The second and greater threat was the discovery that when Quake Lake filled, its impounded water would lap at the foundations of Hebgen Dam, and quite possibly undermine it, releasing a volume of water seven times that of the earthquake-caused reservoirs, which could also sweep part of the slide along in its mad rush.

Like the threat of a time bomb, the rising level of Quake Lake, and the increasing pressure of the water against the slide, augmented by rumor, kept the downstream towns in constant anxiety.

The Army Corps of Engineers rushed into emergency action. They flew in a 50-man-staff, and set up headquarters in the Stagecoach Inn at West Yellowstone.

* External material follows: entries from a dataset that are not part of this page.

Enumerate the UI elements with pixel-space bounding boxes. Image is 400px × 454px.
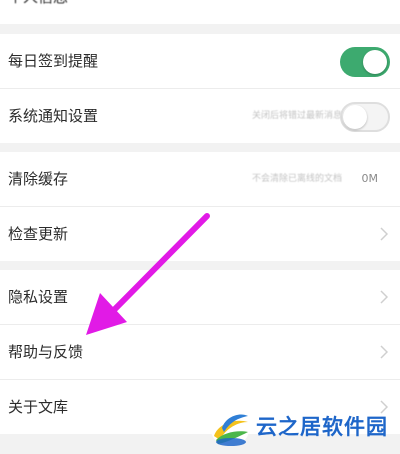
chevron-right-icon [380, 290, 388, 304]
settings-item-label: 隐私设置 [8, 288, 69, 306]
settings-item-daily-checkin: 每日签到提醒 [0, 34, 400, 88]
system-notify-toggle[interactable] [340, 102, 390, 132]
settings-item-label: 帮助与反馈 [8, 343, 84, 361]
settings-item-label: 每日签到提醒 [8, 52, 99, 70]
settings-item-label: 检查更新 [8, 225, 69, 243]
settings-screen: 个人信息 每日签到提醒 系统通知设置 关闭后将错过最新消息 清除缓存 不会清除已… [0, 0, 400, 454]
settings-item-privacy[interactable]: 隐私设置 [0, 270, 400, 324]
settings-item-label: 系统通知设置 [8, 107, 99, 125]
daily-checkin-toggle[interactable] [340, 47, 390, 77]
settings-item-hint: 不会清除已离线的文档 [251, 174, 342, 184]
toggle-knob [363, 50, 387, 74]
settings-item-clear-cache[interactable]: 清除缓存 不会清除已离线的文档 0M [0, 152, 400, 206]
settings-item-help-feedback[interactable]: 帮助与反馈 [0, 325, 400, 379]
settings-item-system-notify: 系统通知设置 关闭后将错过最新消息 [0, 89, 400, 143]
watermark: 云之居软件园 [202, 400, 400, 454]
settings-item-label: 关于文库 [8, 398, 69, 416]
settings-item-partial[interactable]: 个人信息 [0, 0, 400, 24]
chevron-right-icon [380, 227, 388, 241]
settings-item-check-update[interactable]: 检查更新 [0, 207, 400, 261]
chevron-right-icon [380, 345, 388, 359]
toggle-knob [343, 105, 367, 129]
settings-item-label: 清除缓存 [8, 170, 69, 188]
settings-item-label: 个人信息 [8, 0, 68, 24]
watermark-logo-icon [211, 414, 249, 446]
settings-item-hint: 关闭后将错过最新消息 [251, 111, 342, 121]
cache-size-value: 0M [361, 172, 379, 185]
watermark-text: 云之居软件园 [256, 415, 388, 439]
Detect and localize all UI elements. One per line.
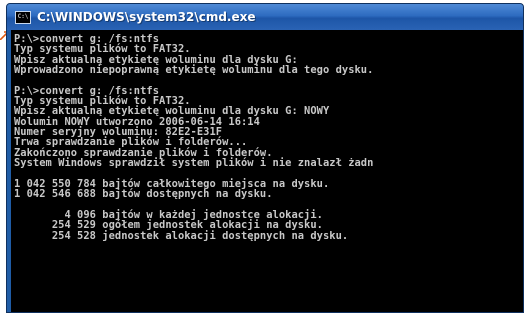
- console-output[interactable]: P:\>convert g: /fs:ntfs Typ systemu plik…: [11, 30, 523, 312]
- cmd-window[interactable]: C:\ C:\WINDOWS\system32\cmd.exe P:\>conv…: [6, 3, 524, 313]
- console-line: 254 528 jednostek alokacji dostępnych na…: [14, 229, 349, 242]
- title-bar[interactable]: C:\ C:\WINDOWS\system32\cmd.exe: [7, 4, 523, 30]
- cmd-console-icon[interactable]: C:\: [15, 10, 31, 24]
- console-line: 254 529 ogółem jednostek alokacji na dys…: [14, 219, 323, 232]
- console-line: 1 042 546 688 bajtów dostępnych na dysku…: [14, 188, 273, 201]
- console-line: System Windows sprawdził system plików i…: [14, 157, 374, 170]
- window-title: C:\WINDOWS\system32\cmd.exe: [37, 10, 256, 24]
- console-line: Wprowadzono niepoprawną etykietę wolumin…: [14, 64, 374, 77]
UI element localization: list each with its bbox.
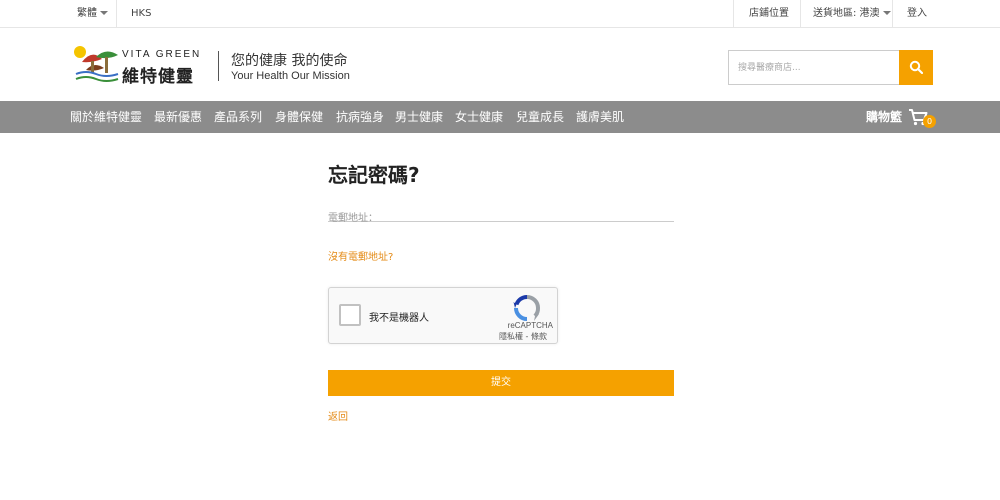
- back-link[interactable]: 返回: [328, 408, 348, 423]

The mines in Butte were on strike, and huge earth moving equipment from the open pit operations, along with rigs from other contractors, worked around the clock to cut a 250-foot wide and 14-foot deep channel across the mile and a half long slide and armor it with rock so the water couldn’t cause sudden erosion of the rest of the slide before the water topped the huge natural dam.

On September 10, water licked over the new spillway, running into the river bed just below, which had been dry since the quake. To the Corps’s great surprise, severe erosion tore the downstream face of the slide. To remedy this, they launched another crash program to cut a 50-foot deep channel across the top of the slide. It was completed October 29.